Bankman-Fried, 31 – referred to as “SBF” by crypto enthusiasts – has pleaded not guilty to all charges as he awaits trial at his parents’ home in Palo Alto, California , where the terms of his $250 million personal recognizance bond are severely limited. Online communication and the ability to transfer money. If found guilty, he could be jailed for years. US Attorney Damian Williams called it “one of the biggest frauds in American history”.

In asking the judge to dismiss the indictment, his attorneys have argued that the allegations are flawed, saying they are repetitive, vague and non-specific and are things that are typically done in regulatory enforcement actions rather than criminal charges. Are transformed.

“They’re trying to criminalize a civil case,” argued lawyer Christian Everdale as he tried to poke holes in the various charges his client faces, including a charge of bank fraud conspiracy.

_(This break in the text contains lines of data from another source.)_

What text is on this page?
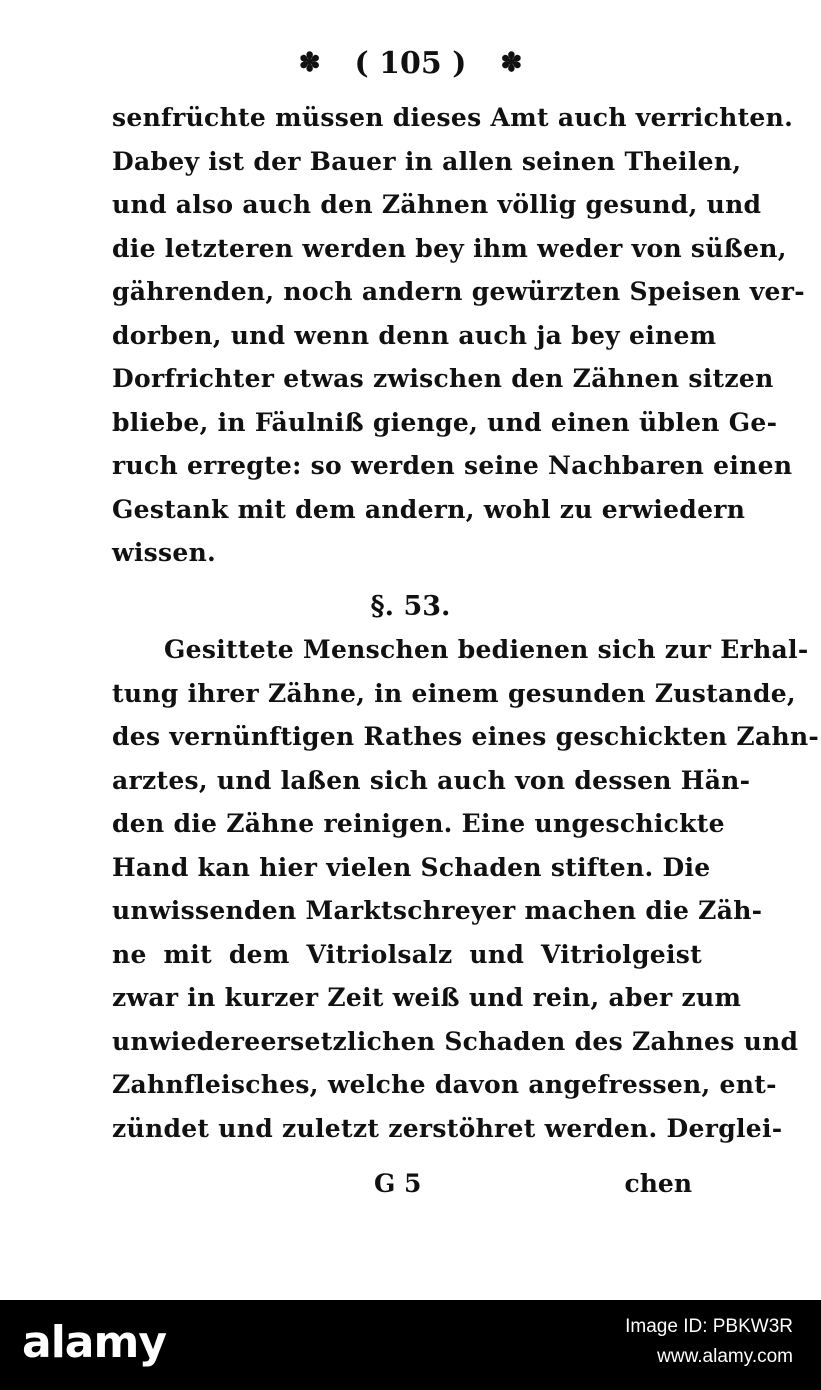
✽ ( 105 ) ✽
senfrüchte müssen dieses Amt auch verrichten.
Dabey ist der Bauer in allen seinen Theilen,
und also auch den Zähnen völlig gesund, und
die letzteren werden bey ihm weder von süßen,
gährenden, noch andern gewürzten Speisen ver-
dorben, und wenn denn auch ja bey einem
Dorfrichter etwas zwischen den Zähnen sitzen
bliebe, in Fäulniß gienge, und einen üblen Ge-
ruch erregte: so werden seine Nachbaren einen
Gestank mit dem andern, wohl zu erwiedern
wissen.
§. 53.
Gesittete Menschen bedienen sich zur Erhal-
tung ihrer Zähne, in einem gesunden Zustande,
des vernünftigen Rathes eines geschickten Zahn-
arztes, und laßen sich auch von dessen Hän-
den die Zähne reinigen. Eine ungeschickte
Hand kan hier vielen Schaden stiften. Die
unwissenden Marktschreyer machen die Zäh-
ne mit dem Vitriolsalz und Vitriolgeist
zwar in kurzer Zeit weiß und rein, aber zum
unwiedereersetzlichen Schaden des Zahnes und
Zahnfleisches, welche davon angefressen, ent-
zündet und zuletzt zerstöhret werden. Derglei-
G 5	chen
alamy	Image ID: PBKW3R
www.alamy.com
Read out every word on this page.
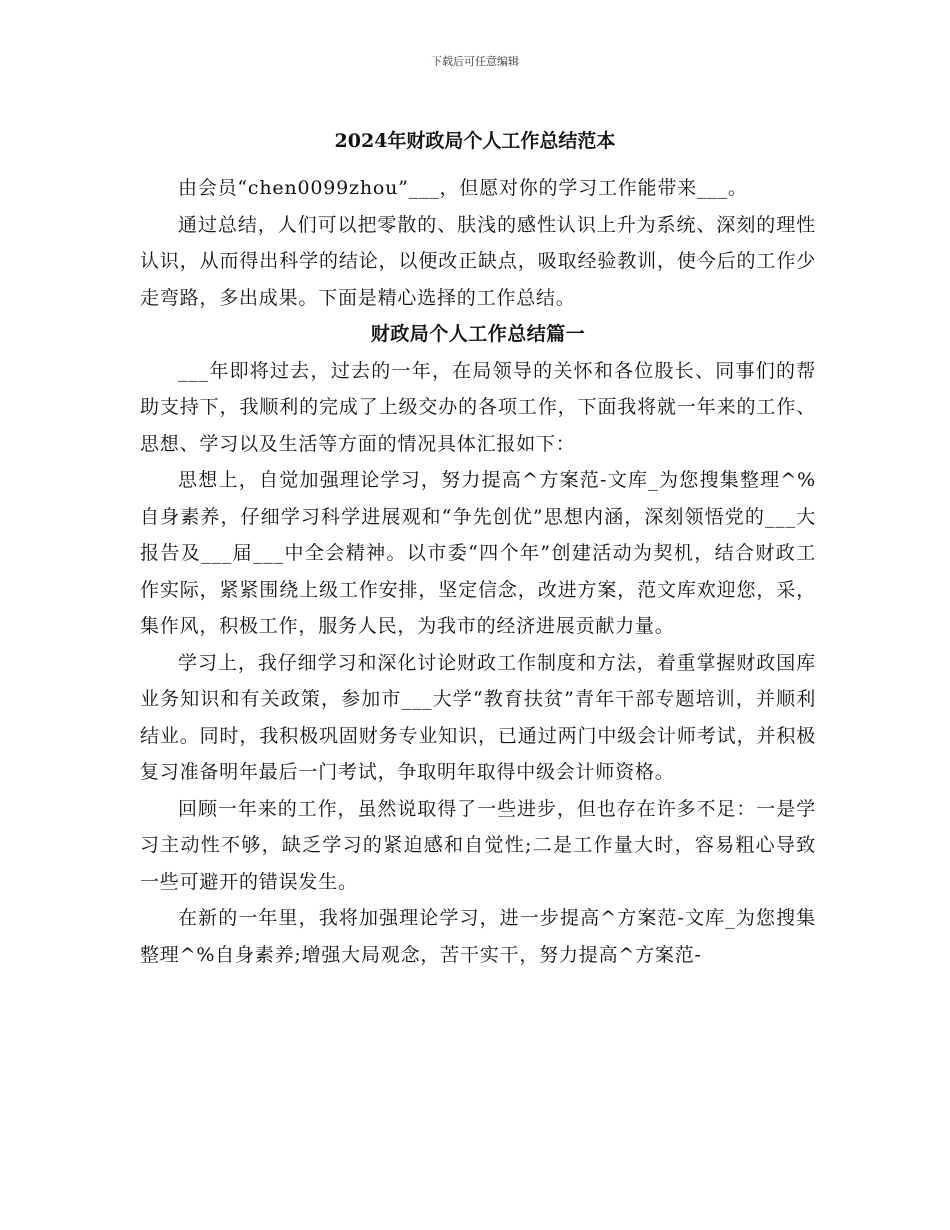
下载后可任意编辑
2024年财政局个人工作总结范本

由会员“chen0099zhou”___，但愿对你的学习工作能带来___。

通过总结，人们可以把零散的、肤浅的感性认识上升为系统、深刻的理性认识，从而得出科学的结论，以便改正缺点，吸取经验教训，使今后的工作少走弯路，多出成果。下面是精心选择的工作总结。

财政局个人工作总结篇一

___年即将过去，过去的一年，在局领导的关怀和各位股长、同事们的帮助支持下，我顺利的完成了上级交办的各项工作，下面我将就一年来的工作、思想、学习以及生活等方面的情况具体汇报如下：

思想上，自觉加强理论学习，努力提高^方案范-文库_为您搜集整理^%自身素养，仔细学习科学进展观和“争先创优”思想内涵，深刻领悟党的___大报告及___届___中全会精神。以市委“四个年”创建活动为契机，结合财政工作实际，紧紧围绕上级工作安排，坚定信念，改进方案，范文库欢迎您，采，集作风，积极工作，服务人民，为我市的经济进展贡献力量。

学习上，我仔细学习和深化讨论财政工作制度和方法，着重掌握财政国库业务知识和有关政策，参加市___大学“教育扶贫”青年干部专题培训，并顺利结业。同时，我积极巩固财务专业知识，已通过两门中级会计师考试，并积极复习准备明年最后一门考试，争取明年取得中级会计师资格。

回顾一年来的工作，虽然说取得了一些进步，但也存在许多不足：一是学习主动性不够，缺乏学习的紧迫感和自觉性;二是工作量大时，容易粗心导致一些可避开的错误发生。

在新的一年里，我将加强理论学习，进一步提高^方案范-文库_为您搜集整理^%自身素养;增强大局观念，苦干实干，努力提高^方案范-
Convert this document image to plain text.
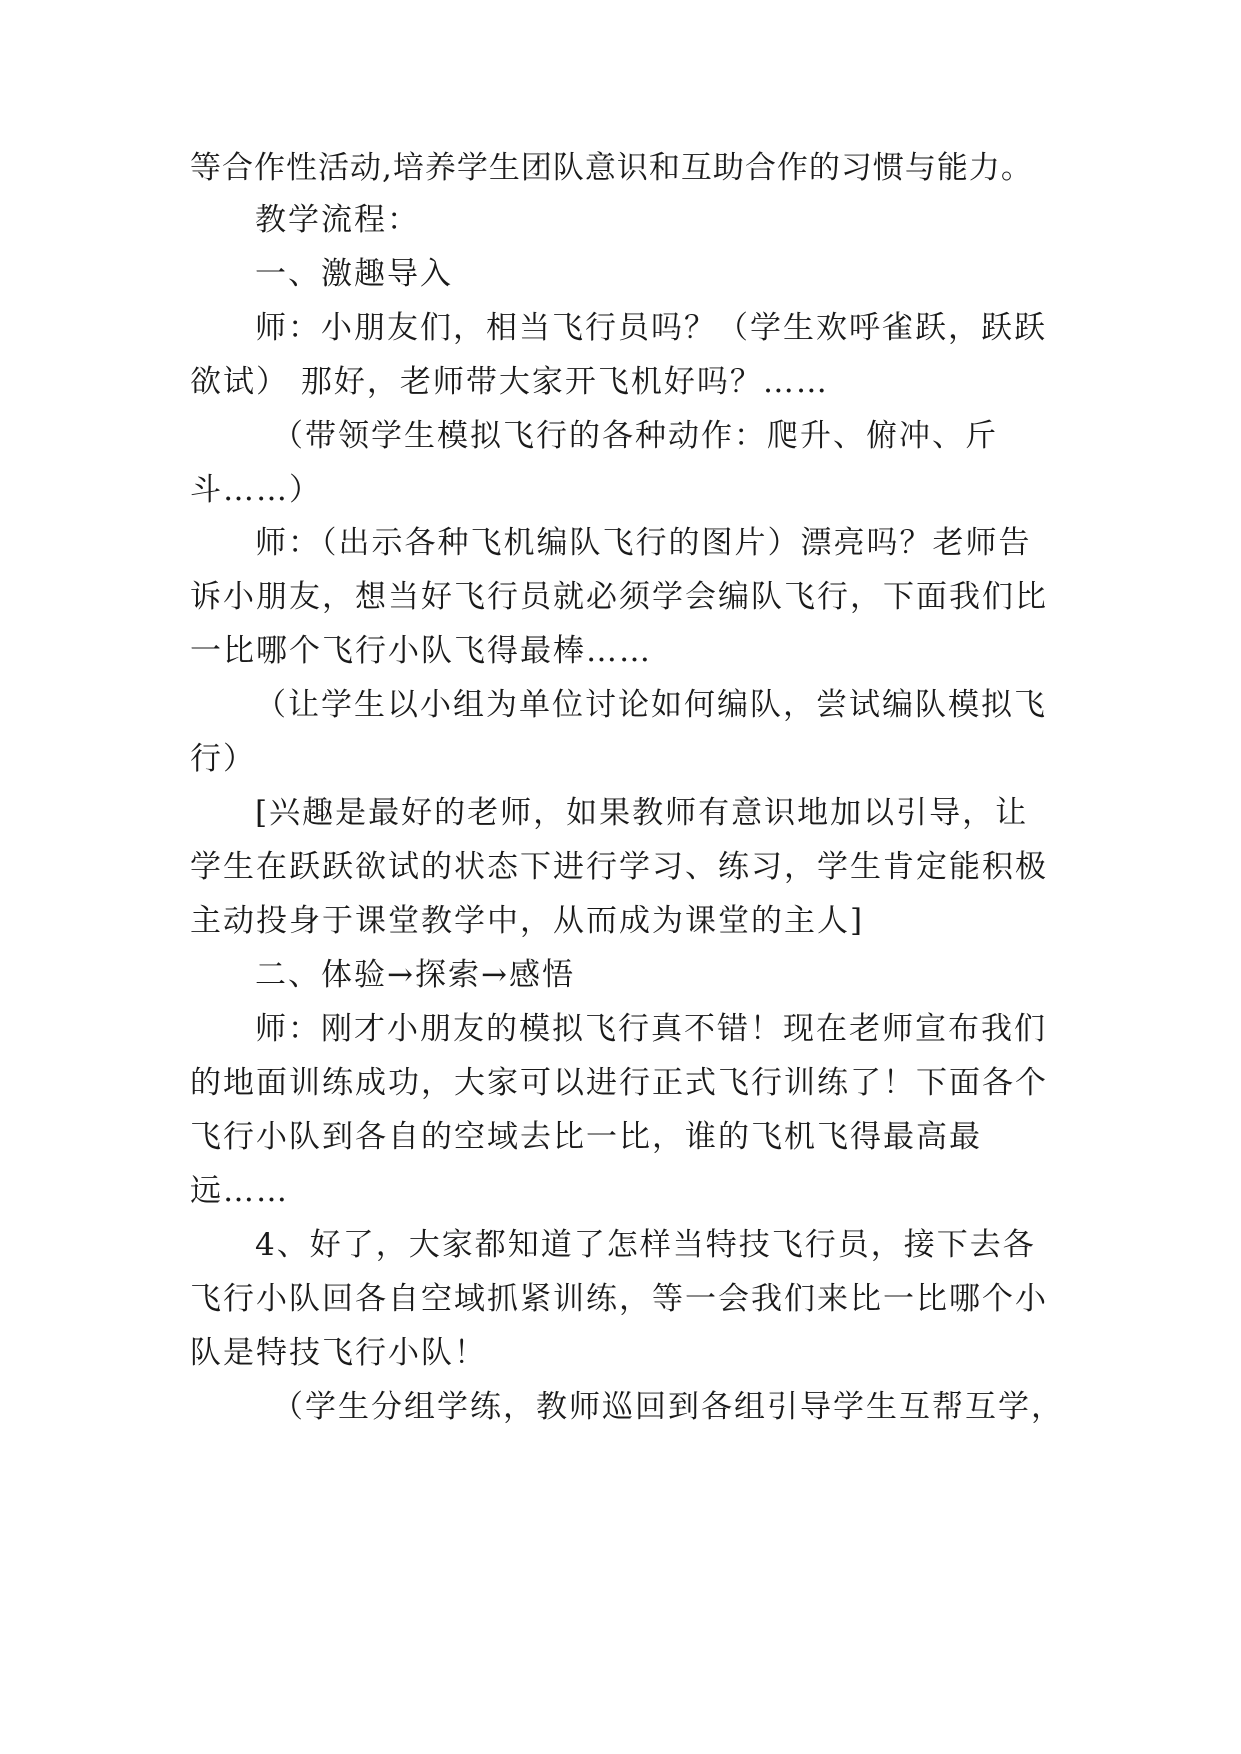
等合作性活动,培养学生团队意识和互助合作的习惯与能力。
教学流程：
一、激趣导入
师：小朋友们，相当飞行员吗？（学生欢呼雀跃，跃跃
欲试） 那好，老师带大家开飞机好吗？……
（带领学生模拟飞行的各种动作：爬升、俯冲、斤
斗……）
师：（出示各种飞机编队飞行的图片）漂亮吗？老师告
诉小朋友，想当好飞行员就必须学会编队飞行，下面我们比
一比哪个飞行小队飞得最棒……
（让学生以小组为单位讨论如何编队，尝试编队模拟飞
行）
[兴趣是最好的老师，如果教师有意识地加以引导，让
学生在跃跃欲试的状态下进行学习、练习，学生肯定能积极
主动投身于课堂教学中，从而成为课堂的主人]
二、体验→探索→感悟
师：刚才小朋友的模拟飞行真不错！现在老师宣布我们
的地面训练成功，大家可以进行正式飞行训练了！下面各个
飞行小队到各自的空域去比一比，谁的飞机飞得最高最
远……
4、好了，大家都知道了怎样当特技飞行员，接下去各
飞行小队回各自空域抓紧训练，等一会我们来比一比哪个小
队是特技飞行小队！
（学生分组学练，教师巡回到各组引导学生互帮互学，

It was Everdale that prompted the judge to praise his “extraordinarily imaginative reasoning”.

Prosecutors argue that Bankman-Fried and other executives defrauded investors in his cryptocurrency operation and made lavish real estate purchases, donated money to politicians and made risky trades at Alameda Research, his cryptocurrency hedge fund trading firm. FTX robbed of customer deposits.

FTX entered bankruptcy in November when the global exchange ran out of money after the equivalent of a bank run.